Dr Edina Harbinja—supplementary written evidence (FEO0098)
House of Lords Communications and Digital Committee inquiry into Freedom of Expression Online
I am grateful for the invitation to give oral evidence at the Committee’s session on 19 January 2021. Following the session, I welcome the invitation to submit evidence to expand on certain questions in this important and timely inquiry. Therefore, my contribution will be limited to the questions the Committee has kindly asked I should specify further.
- Any thoughts you may have on the Digital Authority, outlined in Chapter 6 of the Committee’s report Regulating in a Digital World:
- First, I would like to note that I agree with the Committee’s conclusion in paragraph 232. of the Report: ‘However, inaction causes problems of its own. As we saw in chapter 4, competition law is slow and retroactive, and does not take account of noneconomic problems associated with digital dominance. Once the damage is done, it is often too late to remedy. Preventative action is needed.’
- I also believe that greater cooperation and regulatory coherence is required, as noted in the Report and also reinforced in my oral evidence. In addition to extending the power of the ICO, the CMA and Ofcom in various areas where there is a pressing need for regulation, there needs to be a clear cooperation mechanism that will aim to establish and maintain effective and coherent regulatory framework, something that has been absent in the current, rather patchy and piecemeal approach. This new, a more coherent framework, would include implications of AI, in addition to platform regulation of content and harms. This need for regulatory coherence has been highlighted in the recent AI Council’s AI Roadmap as well.
- As discussed below, there are many issues with the Government’s proposal that Ofcom should take over the powers to regulate ‘online harms’. Therefore, the Committee’ suggestion to establish a new body, the Digital Authority, is certainly a better option. The aim to co-ordinate regulators in the digital world, plus all the functions recommended in the Committee’s Report sound reasonable and much more helpful than tasking an inadequate regulator with these powers.
- The Committee’s Report in para 241 notes the importance of the Digital Authority’s cooperation with the respective European regulators. The EU is currently undertaking reform in the area of platform regulation as well, and the Proposal for the Digital Services Act includes the establishment of a Digital Services Coordinator in each member state, and the European Board for Digital Services, tasked to advise the Digital Services Coordinators and the Commission. In my view, the Digital Authority would be a more suitable counterpart to these European partners.
- Details on how regulation of expression online should be regulated and enforced
- As I noted in the oral evidence session, there are already quite a few mechanisms that need to be enforced with greater capacities on the regulatory side and there is a need for greater co-operation between the regulators (e.g. data protection, competition, advertising and consumer protection laws).

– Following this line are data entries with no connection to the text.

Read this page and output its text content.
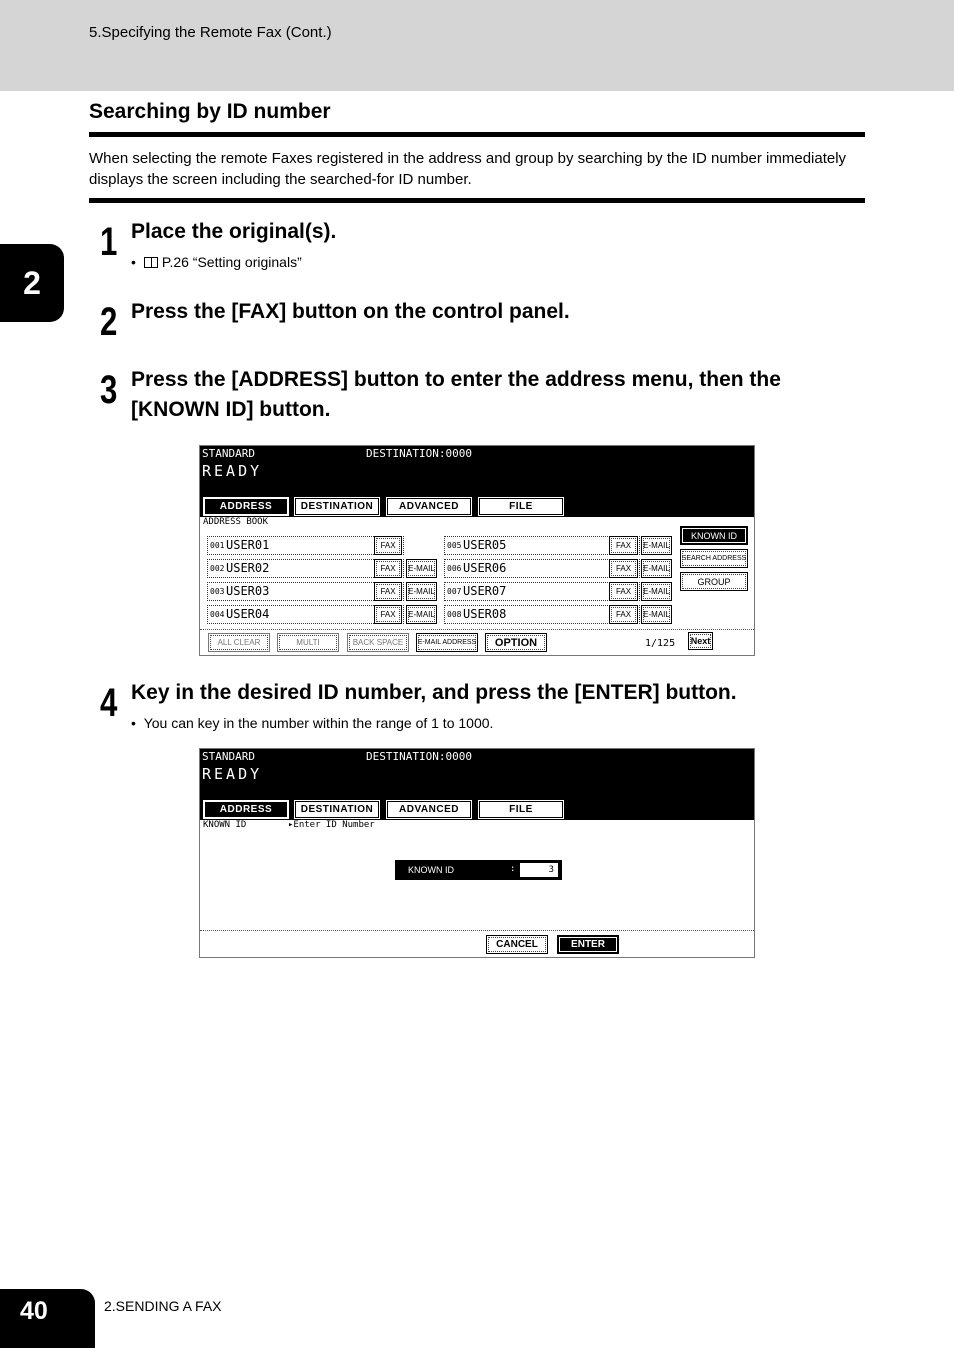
5.Specifying the Remote Fax (Cont.)
Searching by ID number
When selecting the remote Faxes registered in the address and group by searching by the ID number immediately displays the screen including the searched-for ID number.
2
1 Place the original(s).
• P.26 “Setting originals”
2 Press the [FAX] button on the control panel.
3 Press the [ADDRESS] button to enter the address menu, then the [KNOWN ID] button.
STANDARD	DESTINATION:0000
READY
ADDRESS	DESTINATION	ADVANCED	FILE
ADDRESS BOOK
001 USER01	FAX
002 USER02	FAX	E-MAIL
003 USER03	FAX	E-MAIL
004 USER04	FAX	E-MAIL
005 USER05	FAX	E-MAIL
006 USER06	FAX	E-MAIL
007 USER07	FAX	E-MAIL
008 USER08	FAX	E-MAIL
KNOWN ID
SEARCH ADDRESS
GROUP
ALL CLEAR	MULTI	BACK SPACE	E-MAIL ADDRESS	OPTION	1/125	Next
4 Key in the desired ID number, and press the [ENTER] button.
•  You can key in the number within the range of 1 to 1000.
STANDARD	DESTINATION:0000
READY
ADDRESS	DESTINATION	ADVANCED	FILE
KNOWN ID	▸Enter ID Number
KNOWN ID	:	3
CANCEL	ENTER
40	2.SENDING A FAX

- Generally, I would recommend the following principles to underpin any forthcoming regulation of online expression:
1) Greater free speech and privacy safeguards built into the future regulation, including the forthcoming Online Safety Bill. These safeguards have not been articulated and developed very clearly in the Government’s documents so far, including the Response from December 2020.
2) Human rights impact assessments for emerging technology (ideally at the development stage or design stage), a mechanism that does not just include assessing risk to individual’s privacy or free speech, but also the entire human rights framework. Other examples of useful impact assessments include child protection impact assessments, ethical/societal impact assessments for all products and services, including retroactively.
3) Interoperability principles for large platforms built into the framework and enforced. There is a need to have platforms communicate and ‘talk to each other’, so that users can easily either switch between those or avoid being locked into them.
4) Independent audits of the platforms that would be performed annually, for example. The Digital Services Act proposal at the EU includes that requirement.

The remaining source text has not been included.